Alpha brainwaves are dominant during quietly flowing thoughts and in some meditative states. Alpha is ‘the power of now’, being here, in the present. Alpha is the resting state for the brain. Alpha waves aid overall mental coordination, calmness, alertness, mind/body integration and learning. Too much alpha can result in too much ‘idling’ of the brain and inattention. Too little alpha can result in a brain that can’t easily relax. People with too little alpha may also develop some sleep issues.


Beta brainwaves dominate our normal waking state of consciousness when attention is directed towards cognitive tasks and the outside world. Beta is ‘fast wave’ activity, present when we are alert, attentive, and engaged in problem solving, decision making, and focused mental activity. Beta brainwaves are further divided into three bands; Low Beta (Beta1, 12-15Hz) can be thought of as a 'fast idle’, or musing. Beta (Beta2, 15-22Hz) is high engagement or actively figuring something out. High Beta (Beta3, 22-38Hz) is highly complex thought, integrating new experiences, high anxiety, or excitement. Continual high frequency processing is not a very efficient way to run the brain, as it takes a tremendous amount of energy. Too much Beta can result in tension and difficulties relaxing. If the mind has excess Beta for extended periods it will feel like the mind is racing, and if present at night, then will result in difficulties having the mind settle and fall asleep.


When our brainwaves are out of balance, there will be corresponding problems in our emotional well-being or cognitive skills. Research has identified brainwave patterns associated with all sorts of emotional and neurological conditions.

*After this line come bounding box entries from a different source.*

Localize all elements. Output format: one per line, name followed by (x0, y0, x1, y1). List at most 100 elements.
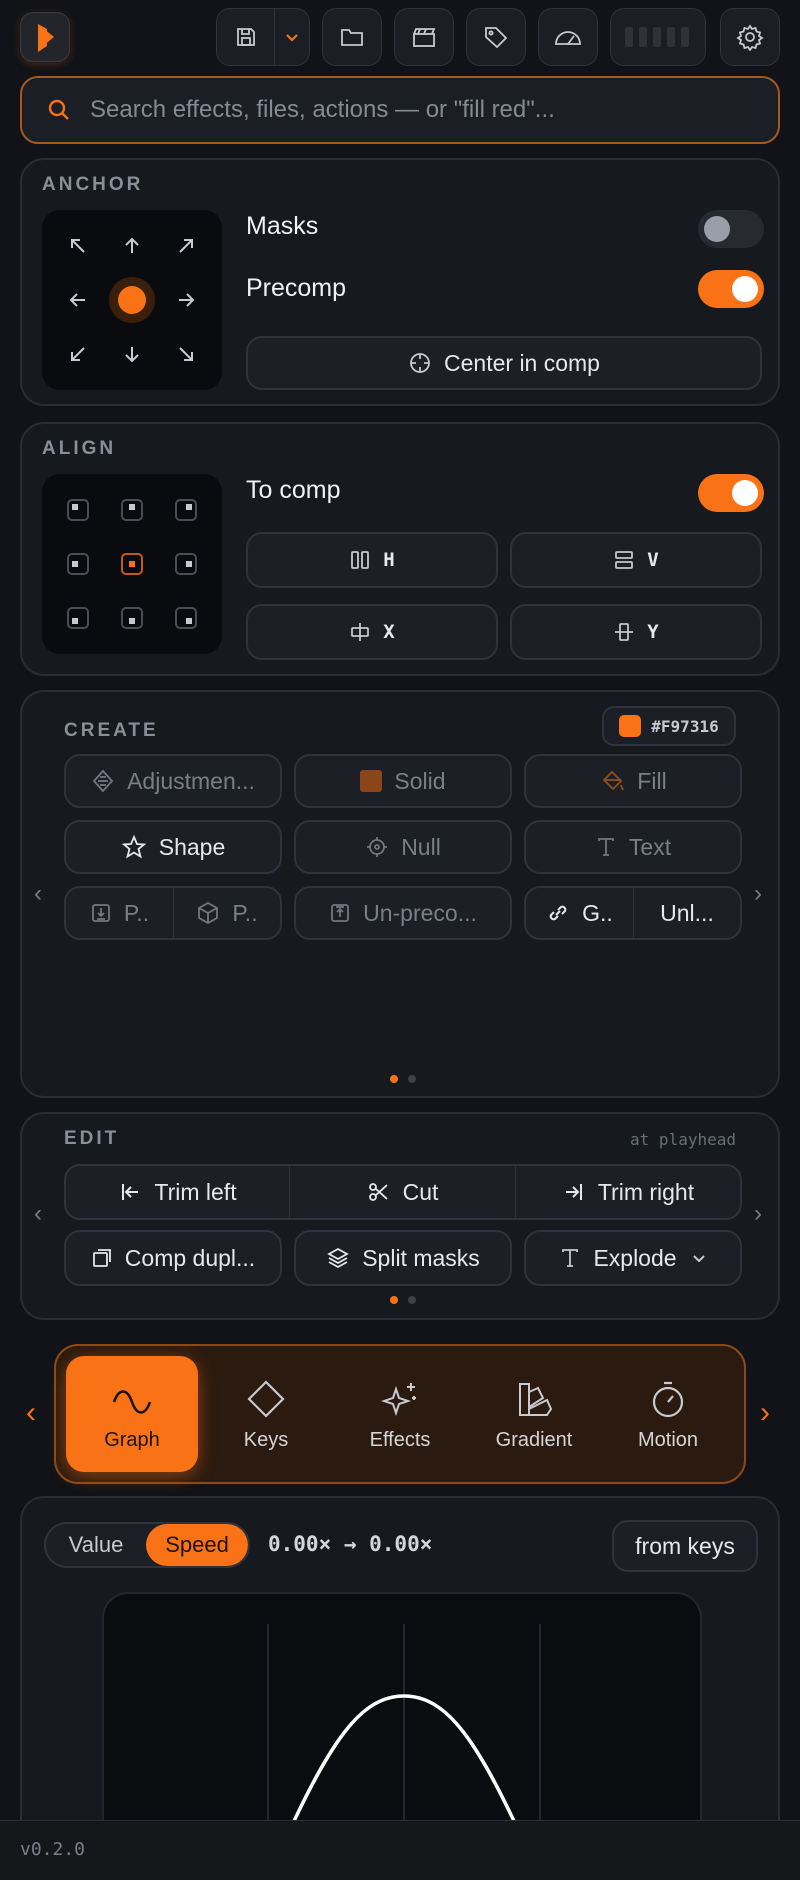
anchor-bottom[interactable] (105, 327, 159, 381)
align-center[interactable] (105, 537, 159, 591)
un-precompose-label: Un-preco... (363, 899, 477, 926)
create-prev-arrow[interactable]: ‹ (34, 880, 42, 908)
comp-duplicate-button[interactable]: Comp dupl... (64, 1230, 282, 1286)
edit-prev-arrow[interactable]: ‹ (34, 1200, 42, 1228)
value-mode-button[interactable]: Value (46, 1524, 146, 1566)
align-grid (42, 474, 222, 654)
from-keys-button[interactable]: from keys (612, 1520, 758, 1572)
align-panel: ALIGN To comp H V X Y (20, 422, 780, 676)
align-bottom-left[interactable] (51, 591, 105, 645)
null-layer-button[interactable]: Null (294, 820, 512, 874)
labels-button[interactable] (466, 8, 526, 66)
to-comp-toggle[interactable] (698, 474, 764, 512)
anchor-right[interactable] (159, 273, 213, 327)
sparkles-icon (378, 1379, 422, 1419)
link-button[interactable]: G.. (526, 888, 634, 938)
tab-keys[interactable]: Keys (200, 1356, 332, 1472)
save-options-button[interactable] (275, 9, 309, 65)
crosshair-icon (408, 351, 432, 375)
scissors-icon (367, 1180, 391, 1204)
align-left[interactable] (51, 537, 105, 591)
cut-label: Cut (402, 1178, 439, 1205)
align-bottom[interactable] (105, 591, 159, 645)
speed-mode-button[interactable]: Speed (146, 1524, 248, 1566)
unlink-button[interactable]: Unl... (634, 888, 740, 938)
anchor-bottom-left[interactable] (51, 327, 105, 381)
precompose-in-button[interactable]: P.. (66, 888, 174, 938)
color-swatch-button[interactable]: #F97316 (602, 706, 736, 746)
split-masks-button[interactable]: Split masks (294, 1230, 512, 1286)
center-y-button[interactable]: Y (510, 604, 762, 660)
text-icon (595, 836, 617, 858)
search-bar (20, 76, 780, 144)
graph-panel: Value Speed 0.00× → 0.00× from keys (20, 1496, 780, 1852)
version-label: v0.2.0 (20, 1839, 86, 1860)
tab-effects[interactable]: Effects (334, 1356, 466, 1472)
tabs-next-arrow[interactable]: › (760, 1396, 770, 1430)
align-top[interactable] (105, 483, 159, 537)
center-in-comp-button[interactable]: Center in comp (246, 336, 762, 390)
align-bottom-right[interactable] (159, 591, 213, 645)
explode-dropdown[interactable]: Explode (524, 1230, 742, 1286)
tab-keys-label: Keys (243, 1429, 289, 1451)
shape-label: Shape (158, 833, 226, 860)
search-input[interactable] (90, 96, 750, 124)
shape-layer-button[interactable]: Shape (64, 820, 282, 874)
align-top-left[interactable] (51, 483, 105, 537)
paint-bucket-icon (599, 768, 625, 794)
edit-next-arrow[interactable]: › (754, 1200, 762, 1228)
align-top-right[interactable] (159, 483, 213, 537)
distribute-h-button[interactable]: H (246, 532, 498, 588)
anchor-top-right[interactable] (159, 219, 213, 273)
settings-button[interactable] (720, 8, 780, 66)
anchor-panel: ANCHOR Masks Precomp Center in comp (20, 158, 780, 406)
center-x-button[interactable]: X (246, 604, 498, 660)
anchor-center[interactable] (105, 273, 159, 327)
precompose-package-button[interactable]: P.. (174, 888, 280, 938)
stopwatch-icon (646, 1379, 690, 1419)
tab-graph[interactable]: Graph (66, 1356, 198, 1472)
star-icon (121, 834, 147, 860)
color-swatch (619, 715, 642, 737)
anchor-top-left[interactable] (51, 219, 105, 273)
target-icon (365, 835, 389, 859)
render-button[interactable] (394, 8, 454, 66)
create-next-arrow[interactable]: › (754, 880, 762, 908)
tab-graph-label: Graph (104, 1429, 160, 1451)
trim-right-button[interactable]: Trim right (516, 1166, 740, 1218)
save-button[interactable] (217, 9, 275, 65)
create-page-dots (390, 1075, 416, 1083)
chevron-down-icon (283, 28, 301, 46)
precompose-package-label: P.. (232, 899, 258, 926)
tab-gradient[interactable]: Gradient (468, 1356, 600, 1472)
columns-icon (349, 549, 371, 571)
masks-label: Masks (246, 212, 319, 240)
anchor-left[interactable] (51, 273, 105, 327)
speed-readout: 0.00× → 0.00× (268, 1532, 433, 1556)
open-folder-button[interactable] (322, 8, 382, 66)
solid-label: Solid (394, 767, 446, 794)
adjustment-layer-button[interactable]: Adjustmen... (64, 754, 282, 808)
null-label: Null (401, 833, 441, 860)
distribute-h-label: H (383, 549, 395, 571)
curve-editor[interactable] (102, 1592, 702, 1852)
precomp-toggle[interactable] (698, 270, 764, 308)
align-right[interactable] (159, 537, 213, 591)
tab-motion[interactable]: Motion (602, 1356, 734, 1472)
create-panel: CREATE #F97316 ‹ › Adjustmen... Solid Fi… (20, 690, 780, 1098)
trim-left-button[interactable]: Trim left (66, 1166, 290, 1218)
anchor-top[interactable] (105, 219, 159, 273)
un-precompose-button[interactable]: Un-preco... (294, 886, 512, 940)
cut-button[interactable]: Cut (290, 1166, 516, 1218)
text-layer-button[interactable]: Text (524, 820, 742, 874)
anchor-bottom-right[interactable] (159, 327, 213, 381)
fill-button[interactable]: Fill (524, 754, 742, 808)
solid-layer-button[interactable]: Solid (294, 754, 512, 808)
save-icon (234, 25, 258, 49)
tabs-prev-arrow[interactable]: ‹ (26, 1396, 36, 1430)
masks-toggle[interactable] (698, 210, 764, 248)
distribute-v-button[interactable]: V (510, 532, 762, 588)
tag-icon (483, 24, 509, 50)
performance-button[interactable] (538, 8, 598, 66)
explode-label: Explode (593, 1244, 677, 1271)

  • Over-arousal in certain brain areas is linked with anxiety disorders, sleep problems, nightmares, hyper-vigilance, impulsive behaviour, anger/aggression, agitated depression, chronic nerve pain and spasticity.
  • Under-arousal in certain brain areas leads to some types of depression, attention deficit, chronic pain and insomnia.
  • combination of under-arousal and over-arousal is seen in cases of anxiety, depression and ADHD.
  • Instabilities in brain rhythms correlate with obsessive-compulsive disorder, aggressive behaviour, rage, bipolar disorder, and migraines.